Di samping sebagai warisan budaya, M. Ishak juga menambahkan kalau budaya Mandi Safar ini mengandung nilai- nilai filosofi di dalamnya.
“Untuk diketahui bahwa “Mandi Sapar” ini mengandung filosofi atau makna yang religius, berupa doa dan harapan kepada Tuhan Yang Maha Esa agar kita dijauhkan dari segala bahaya, malapetaka, dan bencana. Di samping itu, inti sari dari “Mandi Safar” itu adalah bagaimana mempererat tali silaturahmi antara masyarakat. Ini sangat penting sekali bagi kita dalam menjaga persatuan dan kesatuan, menjaga silaturahmi, dan kebersamaan. Kemudian untuk mencintai alam. Karena kita tahu, “Mandi Sapar” itu banyak dilakukan pada tempat-tempat seperti sungai, pantai, di samping ada juga yang mandi di sumur, atau di rumah masing-masing. Untuk mandi yang di alam inilah, makna yang penting untuk menjaga alam, menjaga kelestarian lingkungan,” jelas Ishak.

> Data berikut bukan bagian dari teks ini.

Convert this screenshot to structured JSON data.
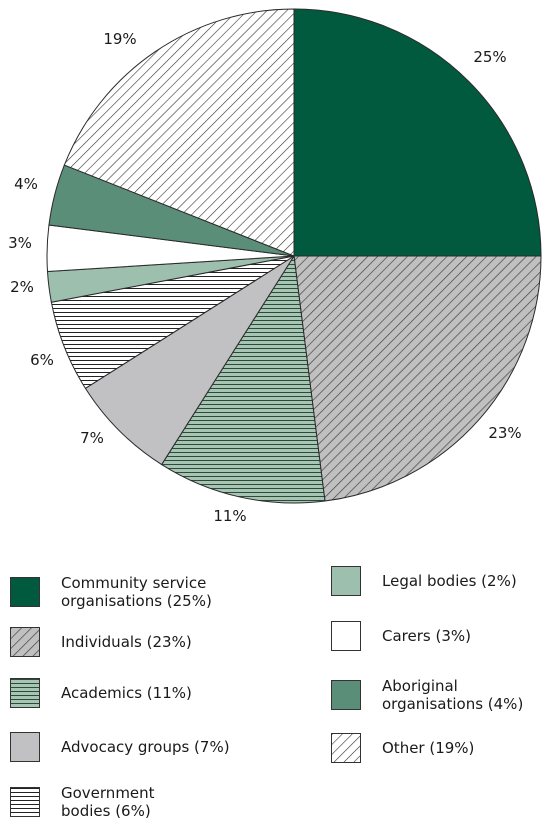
{
  "chart_data": {
    "type": "pie",
    "slices": [
      {
        "label": "Community service organisations",
        "value": 25,
        "pct_label": "25%",
        "legend": "Community service\norganisations (25%)",
        "fill": "#025a3e",
        "pattern": "solid"
      },
      {
        "label": "Individuals",
        "value": 23,
        "pct_label": "23%",
        "legend": "Individuals (23%)",
        "fill": "#c0c0c0",
        "pattern": "diagonal"
      },
      {
        "label": "Academics",
        "value": 11,
        "pct_label": "11%",
        "legend": "Academics (11%)",
        "fill": "#a7c5b3",
        "pattern": "horizontal"
      },
      {
        "label": "Advocacy groups",
        "value": 7,
        "pct_label": "7%",
        "legend": "Advocacy groups (7%)",
        "fill": "#c1c1c3",
        "pattern": "solid"
      },
      {
        "label": "Government bodies",
        "value": 6,
        "pct_label": "6%",
        "legend": "Government\nbodies (6%)",
        "fill": "#ffffff",
        "pattern": "horizontal"
      },
      {
        "label": "Legal bodies",
        "value": 2,
        "pct_label": "2%",
        "legend": "Legal bodies (2%)",
        "fill": "#9dbfae",
        "pattern": "solid"
      },
      {
        "label": "Carers",
        "value": 3,
        "pct_label": "3%",
        "legend": "Carers (3%)",
        "fill": "#ffffff",
        "pattern": "solid"
      },
      {
        "label": "Aboriginal organisations",
        "value": 4,
        "pct_label": "4%",
        "legend": "Aboriginal\norganisations (4%)",
        "fill": "#5a8e78",
        "pattern": "solid"
      },
      {
        "label": "Other",
        "value": 19,
        "pct_label": "19%",
        "legend": "Other (19%)",
        "fill": "#ffffff",
        "pattern": "diagonal"
      }
    ],
    "start_angle": "12 o'clock",
    "direction": "clockwise",
    "legend_position": "bottom"
  }
}
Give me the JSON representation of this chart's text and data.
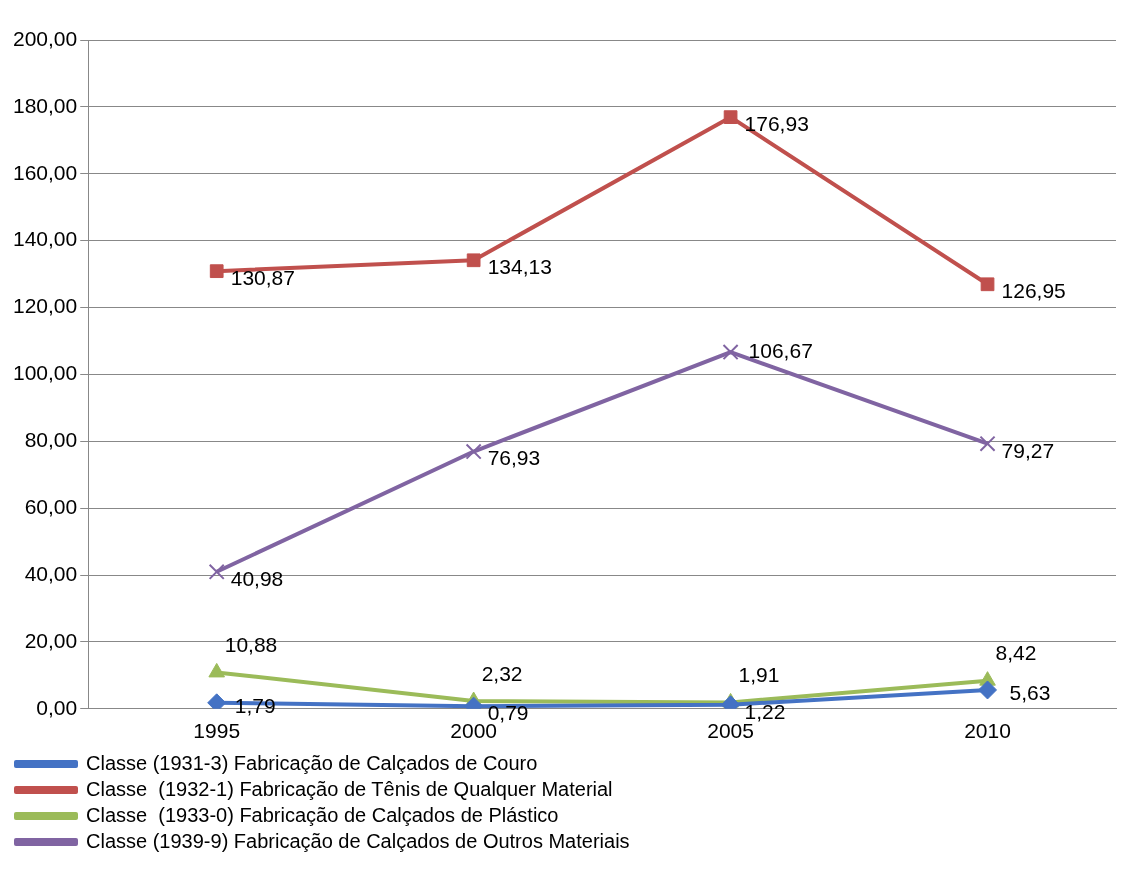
{
  "chart_data": {
    "type": "line",
    "categories": [
      "1995",
      "2000",
      "2005",
      "2010"
    ],
    "ylim": [
      0,
      200
    ],
    "yticks": [
      {
        "value": 0,
        "label": "0,00"
      },
      {
        "value": 20,
        "label": "20,00"
      },
      {
        "value": 40,
        "label": "40,00"
      },
      {
        "value": 60,
        "label": "60,00"
      },
      {
        "value": 80,
        "label": "80,00"
      },
      {
        "value": 100,
        "label": "100,00"
      },
      {
        "value": 120,
        "label": "120,00"
      },
      {
        "value": 140,
        "label": "140,00"
      },
      {
        "value": 160,
        "label": "160,00"
      },
      {
        "value": 180,
        "label": "180,00"
      },
      {
        "value": 200,
        "label": "200,00"
      }
    ],
    "grid": "y",
    "legend": "bottom",
    "series": [
      {
        "name": "Classe (1931-3) Fabricação de Calçados de Couro",
        "color": "#4472c4",
        "marker": "diamond",
        "values": [
          1.79,
          0.79,
          1.22,
          5.63
        ],
        "value_labels": [
          "1,79",
          "0,79",
          "1,22",
          "5,63"
        ]
      },
      {
        "name": "Classe  (1932-1) Fabricação de Tênis de Qualquer Material",
        "color": "#c0504d",
        "marker": "square",
        "values": [
          130.87,
          134.13,
          176.93,
          126.95
        ],
        "value_labels": [
          "130,87",
          "134,13",
          "176,93",
          "126,95"
        ]
      },
      {
        "name": "Classe  (1933-0) Fabricação de Calçados de Plástico",
        "color": "#9bbb59",
        "marker": "triangle",
        "values": [
          10.88,
          2.32,
          1.91,
          8.42
        ],
        "value_labels": [
          "10,88",
          "2,32",
          "1,91",
          "8,42"
        ]
      },
      {
        "name": "Classe (1939-9) Fabricação de Calçados de Outros Materiais",
        "color": "#8064a2",
        "marker": "cross",
        "values": [
          40.98,
          76.93,
          106.67,
          79.27
        ],
        "value_labels": [
          "40,98",
          "76,93",
          "106,67",
          "79,27"
        ]
      }
    ]
  }
}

Terkait dengan “Mandi Safar” sebagai destinasi wisata budaya nantinya, Ishak mengatakan kalau pihaknya akan mengemas semenarik mungkin dengan menambahkan kegiatan-kegiatan pendukung untuk kegiatan tersebut.
“Kami dari Pemerintah Kabupaten Lingga tentunya karena ini merupakan satu warisan dan bisa dijadikan satu destinasi wisata budaya, tentu dari tahun ke tahunnya, kegiatan ini akan kita kemas dengan sebaik mungkin dan ditambah dengan kegiatan-kegiatan pendukung. Agar kegiatan ini tetap menarik. Terutama pada saat acara pembukaannya,” kata Kadis Kebudayaan Kabupaten Lingga ini.
Namun, Ishak mengingatkan untuk tidak melanggar norma-norma dan filosofi dari kegiatan yang ada.
“Yang paling pentingnya, jangan sampai kegiatan ini melanggar norma-norma, filosofi-filosofi yang diharapkan. Kegiatan-kegiatan pendukung boleh dilaksanakan, tetapi lebih banyak sifatnya kepada religius atau bersifat budaya Melayu yang ada. Apalagi kabupaten ini terkenal dengan Kabupaten “Bunda Tanah Melayu”. Tentunya hal-hal yang bersifat warisan ini harus selalu kita lestarikan,” tambah Ishak.
Sementara itu, Sekda Lingga, Juramadi Esram yang mewakili Bupati Lingga, dalam sambutannya usai membuka kegiatan “Mandi Safar” hari itu, mengatakan kalau sebelumnya Sultan Abdurrahman Muazzam Syah melakukan “Mandi Safar” terakhirnya, sebelum dimakzulkan oleh pihak Belanda.
“Mandi Safar ini telah lama dilakukan setiap tahun oleh sebagaian besar masyarakat di Kabupaten Lingga. Dari catatan sejarah, meskipun Sultan Abdurrahman Muazzam Syah, Sultan Riau-Lingga yang terakhir telah pindah ke Pulau Penyengat, namun setiap tahunnya Sultan tetap pulang ke Lingga untuk melaksanakan Mandi Safar. Termasuk sebelum Sultan itu dimakzulkan oleh Belanda, itu pas waktu Mandi Safar. Ketika informasinya beliau dimakzulkan oleh Belanda, maka Sultan tidak pulang ke Penyengat lagi, beliau langsung pergi ke Singapura dan itu merupakan Mandi Safar yang terakhir Sultan Abdurrahman Muazzam Syah,” kata Juramadi Esram dalam sambutannya saat itu.
Sekda Lingga ini juga menambahkan, kalau pihak Pemkab Lingga akan berusaha untuk mengemas kegiatan “Mandi Safar” tersebut untuk setiap tahunnya.
“Pemerintah Kabupaten Lingga turut berupaya melestarikan kebudayaan “Mandi Safar” ini dan berikhtiar untuk mengemas kegiatan tersebut dari tahun ke tahun. Termasuk juga telah mengusulkan Warisan Budaya Tak Benda (WBTB) ini ke Kementerian Pendidikan dan Kebudayaan Republik Indonesia untuk ditetapkan sebagai Warisan Budaya Tak Benda (WBTB). Alhamdulillah pada Tahun 2018 tadi, berkat kerja sama dengan masyarakat Kabupaten Lingga, warisan budaya “Mandi Sapar” ini ditetapkan sebagai Warisan Budaya Tak Benda (WBTB) Indonesia,” kata Juramadi Esram. (Im).